Dimension disaster (English) is a term first put forward by richard bellman when considering dynamic optimization problems [1][2]. Used to describe the analysis and organization of high-dimensional space (usually hundreds of dimensions) when the dimension of (mathematics) space increases, and various problems are encountered due to the increase of volume index. Such problems will not be encountered in low-dimensional space, for example, physical space is usually only modeled in three-dimensional space.

For example, for 100 evenly distributed points, a unit interval can be sampled, and the distance of each point does not exceed 0.01; When the dimension increases to 10, if a unit hypercube is sampled in a small square with the distance between adjacent points not exceeding 0.0 1, 1020 sampling points are needed. So this 10 dimensional hypercube can also be said to be 10 18 times of the unit interval. (This is an example given by richard bellman. )

This name has been mentioned in many fields, such as sampling, combinatorial mathematics, machine learning and data mining. The common feature of these problems is that when the dimension increases, the volume of space increases too fast, so the available data becomes sparse. Sparsity is a problem for any method that requires statistical significance. In order to obtain a statistically correct and reliable result, the amount of data needed to support this result usually increases exponentially with the increase of dimensions. Moreover, when organizing and searching data, it also depends on detecting object areas, and the objects in these areas form groups through similar attributes. However, in high-dimensional space, all data are sparse and dissimilar from many angles, so the commonly used data organization strategies become extremely inefficient.

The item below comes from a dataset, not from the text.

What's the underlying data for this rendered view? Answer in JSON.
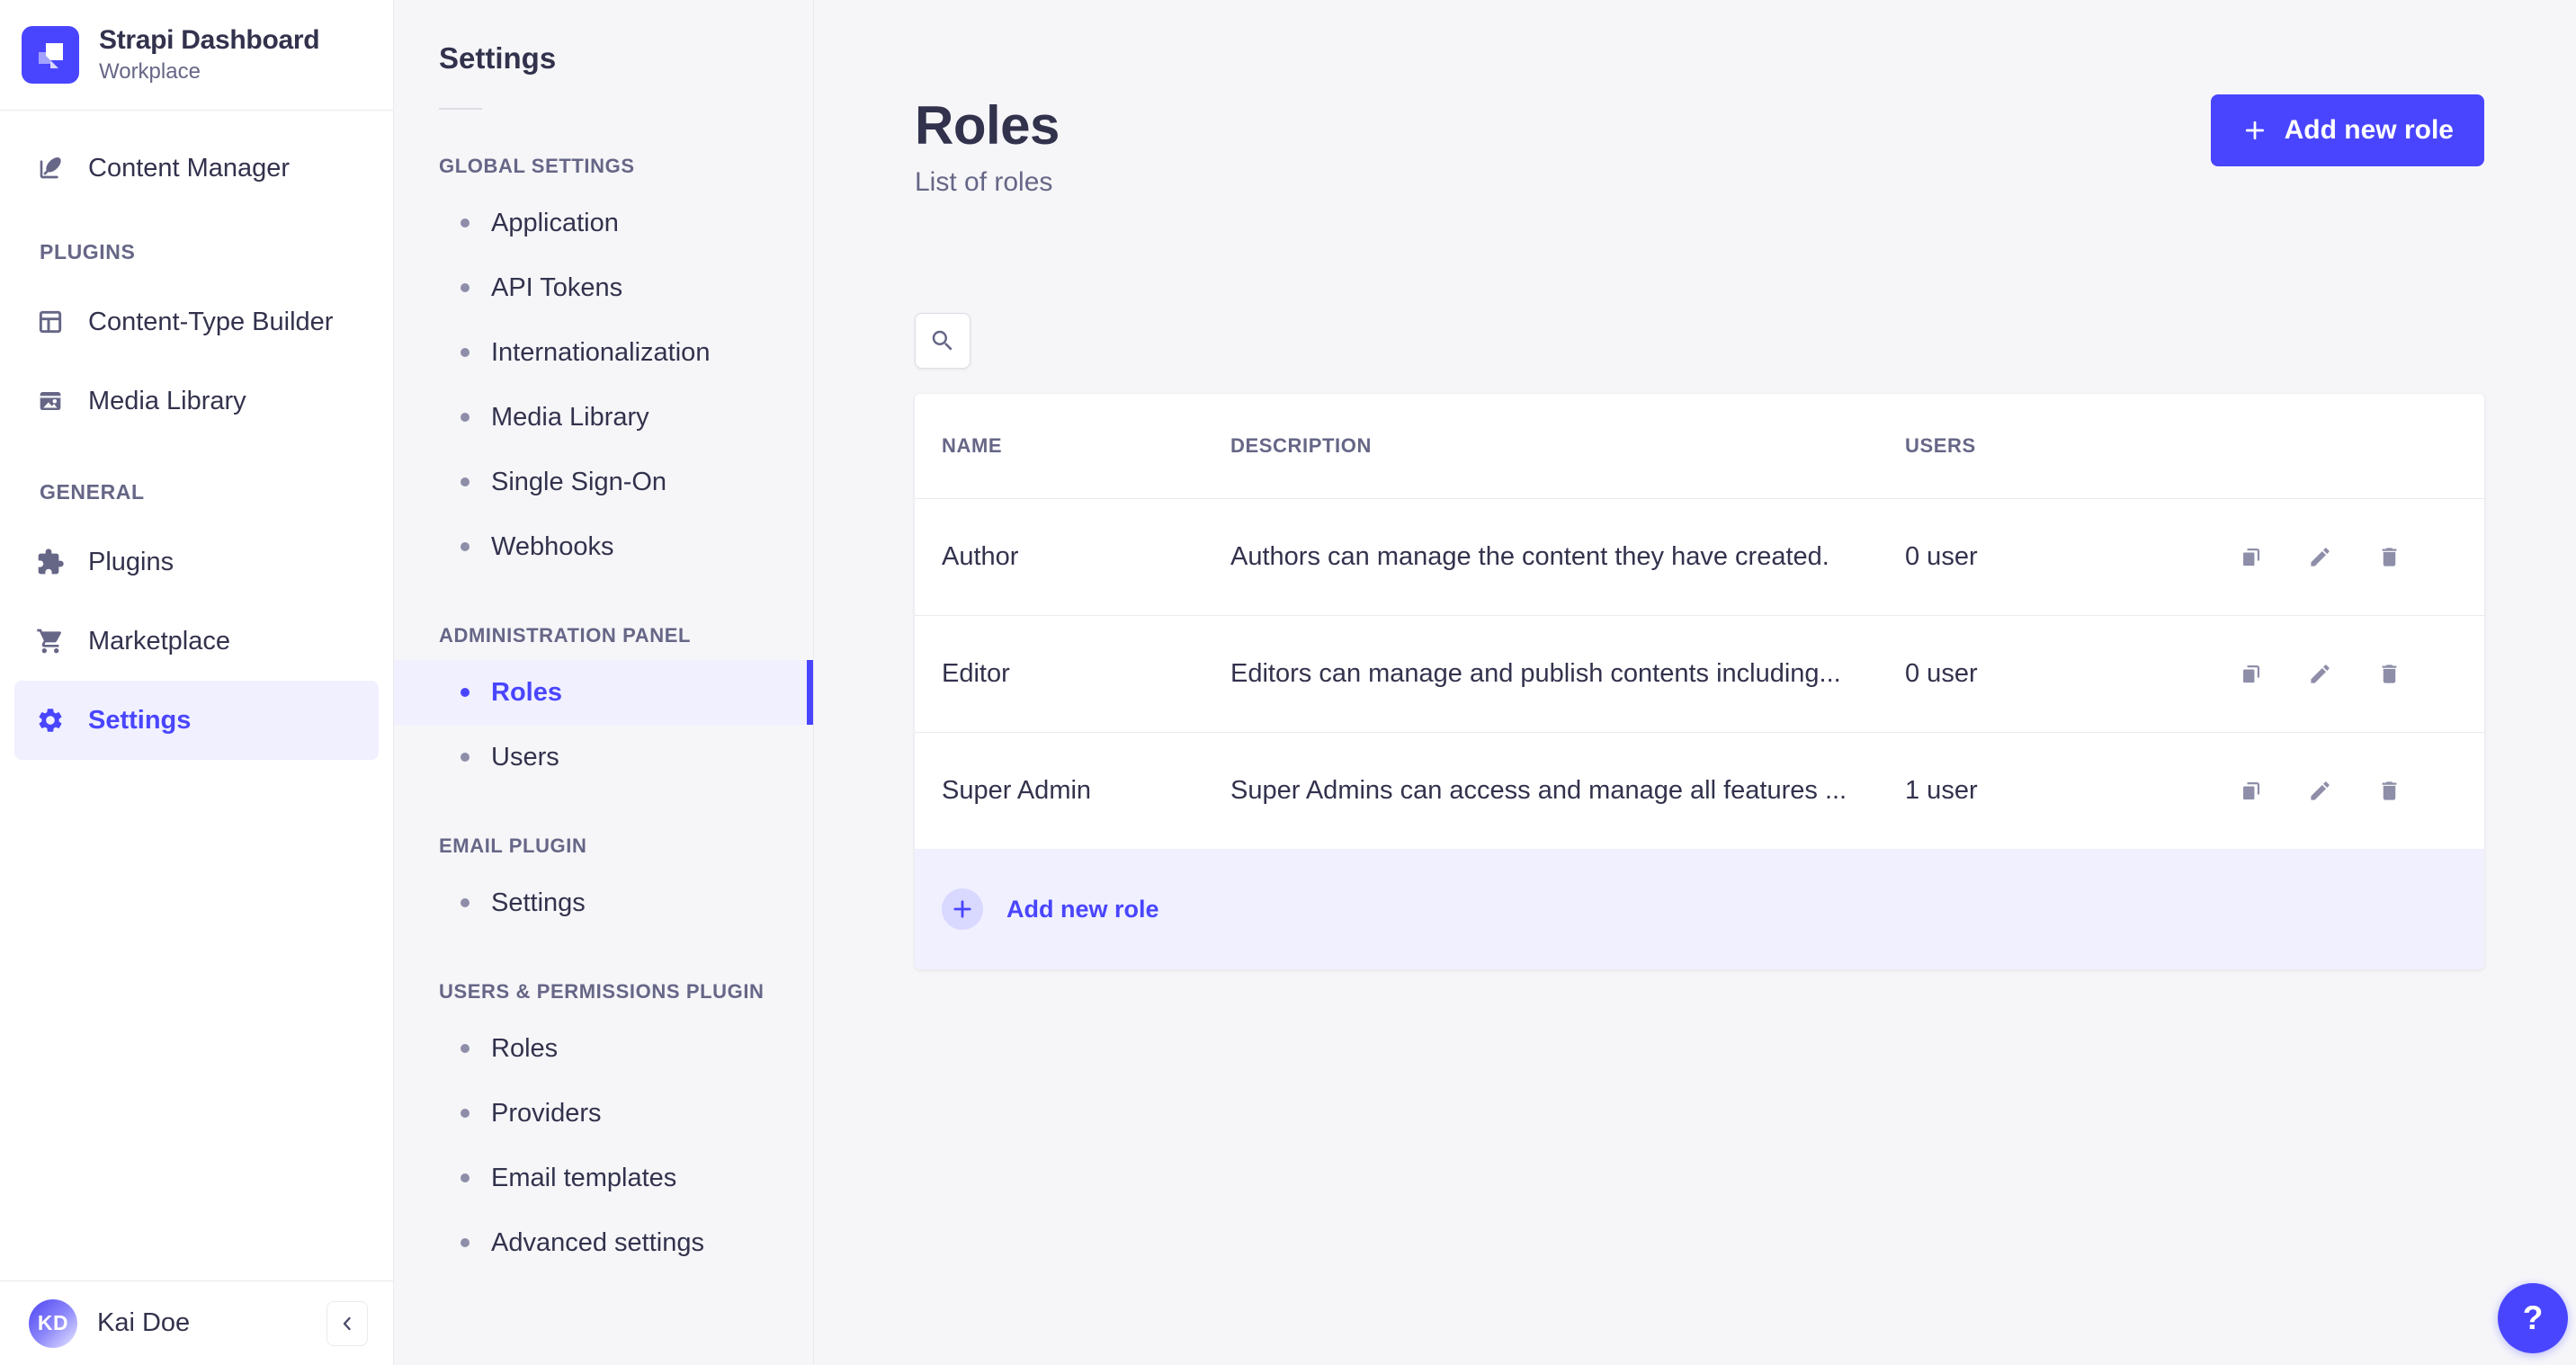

"Dimension disaster" is usually used as a powerless excuse not to deal with high-dimensional data. However, academic circles have always been interested in it and continue to study it. On the other hand, due to the existence of inherent dimensions, this concept means that any low-dimensional data space can be transformed into a higher-dimensional space simply by adding spare (such as copying) or random dimensions. On the contrary, many data sets in high-dimensional space can be reduced to low-dimensional data without losing important information. This is also reflected in the effectiveness of many dimensionality reduction methods, such as the widely used principal component analysis. For distance function and nearest neighbor search, the current research also shows that unless there are too many unrelated dimensions, data sets with dimension disaster characteristics can still be processed, because related dimensions can actually make many problems (such as cluster analysis) easier.